We and NAM should start building bridges to the European Union which, over Iraq, has demonstrated its disquiet over unilateralism based on one law for the superpower and quite another for the lesser breed. Europe, let us remember, is the western peninsula of the same landmass whose southern peninsula is our subcontinent. It is the whole of the Eurasian landmass, not just the developing countries of Asia, that are under siege by the forces of unilateral hegemony. A pan-Eurasian endeavour to restore multipolar balance is a key imperative of contemporary diplomacy. That is the enduring lesson of the war on Iraq.
Friendly relations with the US are desirable but the tilt to Talbot initiated by Jaswant Singh desperately needs review. A self-respecting country of over a billion people, comprising a sixth of humankind, cannot and should not look to others, however powerful, to pull its irons out of the Pakistani fire. The Congress road-map for a peaceful, negotiated resolution of our differences with Pakistan is necessary.



So must the Congress prepare and present foreign policy options that impinge on and appeal to ordinary folk in different regions of the country. Thus, for the east and north-east, cut off from the rest of the country by the dog-in-the manger refusal of Bangladesh to grant surface transit facilities, subject to relentless demographic pressure from neighbours, inflicted with destructive floods which cannot be contained without a river waters augmentation agreement with Bangladesh, power starved in the absence of an agreement with China to harness the 60,000 MW of power which can be generated at the bend the Tsang-po makes as it becomes, first, the Siang river of Arunachal Pradesh and then the Brahmaputra of Assam, and denied access through Myanmar to the lucrative markets of south China and ASEAN, a new framework of regional cooperation with Bangladesh, China, Myanmar, Nepal and Bhutan is of far greater import to the people of the east and north-east than the quarrel with Pakistan.
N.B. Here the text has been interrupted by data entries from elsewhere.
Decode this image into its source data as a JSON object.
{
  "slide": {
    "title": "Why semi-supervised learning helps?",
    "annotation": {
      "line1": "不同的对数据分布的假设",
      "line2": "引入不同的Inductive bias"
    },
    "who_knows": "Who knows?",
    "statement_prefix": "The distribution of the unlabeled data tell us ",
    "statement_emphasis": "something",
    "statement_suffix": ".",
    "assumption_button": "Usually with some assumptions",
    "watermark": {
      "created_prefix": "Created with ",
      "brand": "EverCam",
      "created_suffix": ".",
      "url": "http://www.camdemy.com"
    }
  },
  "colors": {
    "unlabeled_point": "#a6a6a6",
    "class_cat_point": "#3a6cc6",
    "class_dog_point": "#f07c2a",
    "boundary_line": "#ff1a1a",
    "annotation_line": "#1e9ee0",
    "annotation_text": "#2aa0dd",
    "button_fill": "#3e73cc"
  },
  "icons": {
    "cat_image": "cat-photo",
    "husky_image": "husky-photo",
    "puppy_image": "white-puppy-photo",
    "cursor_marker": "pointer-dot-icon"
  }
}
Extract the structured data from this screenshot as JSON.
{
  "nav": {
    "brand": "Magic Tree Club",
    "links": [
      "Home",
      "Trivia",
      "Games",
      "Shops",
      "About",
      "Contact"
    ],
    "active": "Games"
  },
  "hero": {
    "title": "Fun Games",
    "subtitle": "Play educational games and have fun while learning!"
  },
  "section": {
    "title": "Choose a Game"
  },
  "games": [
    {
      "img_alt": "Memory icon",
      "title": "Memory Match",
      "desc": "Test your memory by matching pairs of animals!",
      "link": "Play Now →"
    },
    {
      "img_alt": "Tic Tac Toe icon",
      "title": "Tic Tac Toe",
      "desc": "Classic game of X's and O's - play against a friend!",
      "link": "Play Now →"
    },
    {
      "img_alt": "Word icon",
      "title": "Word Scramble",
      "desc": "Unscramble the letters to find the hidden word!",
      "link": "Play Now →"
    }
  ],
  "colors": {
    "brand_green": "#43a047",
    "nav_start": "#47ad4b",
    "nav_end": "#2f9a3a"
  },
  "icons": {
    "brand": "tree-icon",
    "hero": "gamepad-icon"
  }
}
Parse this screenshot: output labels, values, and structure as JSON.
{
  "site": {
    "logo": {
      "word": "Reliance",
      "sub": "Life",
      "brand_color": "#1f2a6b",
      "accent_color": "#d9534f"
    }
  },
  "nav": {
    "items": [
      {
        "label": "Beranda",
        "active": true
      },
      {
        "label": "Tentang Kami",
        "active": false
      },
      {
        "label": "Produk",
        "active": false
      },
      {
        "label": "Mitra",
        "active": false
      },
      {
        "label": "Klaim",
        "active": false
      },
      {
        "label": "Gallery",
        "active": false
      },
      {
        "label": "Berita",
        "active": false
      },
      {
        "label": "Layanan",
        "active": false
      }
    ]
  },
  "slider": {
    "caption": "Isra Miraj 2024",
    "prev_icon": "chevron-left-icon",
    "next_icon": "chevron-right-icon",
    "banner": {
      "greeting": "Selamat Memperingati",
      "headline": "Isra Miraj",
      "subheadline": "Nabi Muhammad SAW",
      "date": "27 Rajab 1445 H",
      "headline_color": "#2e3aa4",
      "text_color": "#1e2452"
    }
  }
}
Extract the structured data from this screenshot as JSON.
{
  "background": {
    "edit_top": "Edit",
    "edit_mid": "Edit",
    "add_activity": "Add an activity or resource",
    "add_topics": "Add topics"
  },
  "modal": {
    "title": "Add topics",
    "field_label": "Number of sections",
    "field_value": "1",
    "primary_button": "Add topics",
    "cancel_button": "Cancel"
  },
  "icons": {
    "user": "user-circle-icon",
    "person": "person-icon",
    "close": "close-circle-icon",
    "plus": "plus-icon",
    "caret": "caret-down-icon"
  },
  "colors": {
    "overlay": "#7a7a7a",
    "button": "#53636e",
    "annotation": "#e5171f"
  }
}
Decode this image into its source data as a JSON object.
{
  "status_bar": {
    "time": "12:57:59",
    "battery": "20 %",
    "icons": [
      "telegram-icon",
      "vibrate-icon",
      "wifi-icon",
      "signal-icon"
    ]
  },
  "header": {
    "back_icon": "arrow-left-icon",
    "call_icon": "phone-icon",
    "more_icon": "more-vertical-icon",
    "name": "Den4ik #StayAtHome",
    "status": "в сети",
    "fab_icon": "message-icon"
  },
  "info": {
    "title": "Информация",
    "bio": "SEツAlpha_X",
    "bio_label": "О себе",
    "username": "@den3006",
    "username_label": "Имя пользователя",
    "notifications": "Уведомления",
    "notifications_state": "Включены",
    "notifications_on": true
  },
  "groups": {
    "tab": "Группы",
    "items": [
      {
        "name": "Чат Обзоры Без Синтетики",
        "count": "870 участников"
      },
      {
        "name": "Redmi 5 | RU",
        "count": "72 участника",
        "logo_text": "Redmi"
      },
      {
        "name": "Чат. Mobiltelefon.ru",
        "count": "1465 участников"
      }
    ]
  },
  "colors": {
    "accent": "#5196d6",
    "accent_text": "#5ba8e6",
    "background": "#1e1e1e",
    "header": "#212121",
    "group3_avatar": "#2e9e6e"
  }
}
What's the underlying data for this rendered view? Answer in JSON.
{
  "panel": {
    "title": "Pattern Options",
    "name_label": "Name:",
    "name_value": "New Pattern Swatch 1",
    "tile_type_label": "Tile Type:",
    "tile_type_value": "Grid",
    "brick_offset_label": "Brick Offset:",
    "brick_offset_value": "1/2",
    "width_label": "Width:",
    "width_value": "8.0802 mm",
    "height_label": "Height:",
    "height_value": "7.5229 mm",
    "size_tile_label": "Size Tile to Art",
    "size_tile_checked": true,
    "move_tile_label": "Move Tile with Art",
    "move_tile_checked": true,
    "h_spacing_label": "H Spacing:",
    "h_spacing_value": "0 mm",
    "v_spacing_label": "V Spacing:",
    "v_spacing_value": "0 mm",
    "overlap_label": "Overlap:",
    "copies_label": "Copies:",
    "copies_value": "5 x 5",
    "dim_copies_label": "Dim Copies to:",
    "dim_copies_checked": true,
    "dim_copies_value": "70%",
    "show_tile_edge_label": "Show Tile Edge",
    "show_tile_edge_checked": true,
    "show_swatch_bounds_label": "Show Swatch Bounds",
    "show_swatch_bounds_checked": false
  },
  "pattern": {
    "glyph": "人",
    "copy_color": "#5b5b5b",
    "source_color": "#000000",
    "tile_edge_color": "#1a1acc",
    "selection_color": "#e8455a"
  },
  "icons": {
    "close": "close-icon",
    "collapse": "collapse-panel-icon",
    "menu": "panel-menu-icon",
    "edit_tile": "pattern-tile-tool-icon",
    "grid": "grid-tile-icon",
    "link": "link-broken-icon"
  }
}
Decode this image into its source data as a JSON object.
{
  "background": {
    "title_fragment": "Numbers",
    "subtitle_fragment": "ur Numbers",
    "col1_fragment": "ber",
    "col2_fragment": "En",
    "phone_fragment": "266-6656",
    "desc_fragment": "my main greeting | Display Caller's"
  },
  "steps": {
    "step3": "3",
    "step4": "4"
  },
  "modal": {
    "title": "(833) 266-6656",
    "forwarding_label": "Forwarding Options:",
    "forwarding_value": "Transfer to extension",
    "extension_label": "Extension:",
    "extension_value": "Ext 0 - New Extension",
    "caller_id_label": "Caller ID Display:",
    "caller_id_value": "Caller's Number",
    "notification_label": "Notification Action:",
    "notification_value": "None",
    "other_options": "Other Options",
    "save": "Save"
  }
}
In the south, Sri Lanka is, of course, a perennial but given the south Indian presence in the Gulf and south-east Asia, it is ‘Look East’ (through the Bay of Bengal community and Indo-ASEAN relations) and ‘Look West but not too far west, i.e., Gulf-wards’ that is of immediate importance. The dynamic growth centres of western India need, of course, to look further west for they are best placed to exponentially increase foreign direct investment in the economy (the record in respect of which has been deeply disappointing in recent years). For Bihar, Uttar Pradesh and Uttaranchal, Nepal is where foreign policy begins and domestic peace (an end to neo-Maoism in Nepal) and economic development (flood control and power-generation) depends.
The Congress must think through these ideological issues with all deliberate speed, translate its positions into a manifesto drafted and approved months before the general elections, and then communicate the essence of its positioning in readily understood words to the electorate at large through well trained Congress workers and its elected cadre in the local bodies. Such an ideologically candid and coherent Congress, which takes the organizational steps flagged earlier, will be a Congress which cannot be beaten. Seeing that is, however, easier than getting there. That is what calls for high statesmanship and bloody hard work. It is going to be a very long, very hot summer!


* The author is an office-bearer of the Congress, but the views expressed here bind none but him.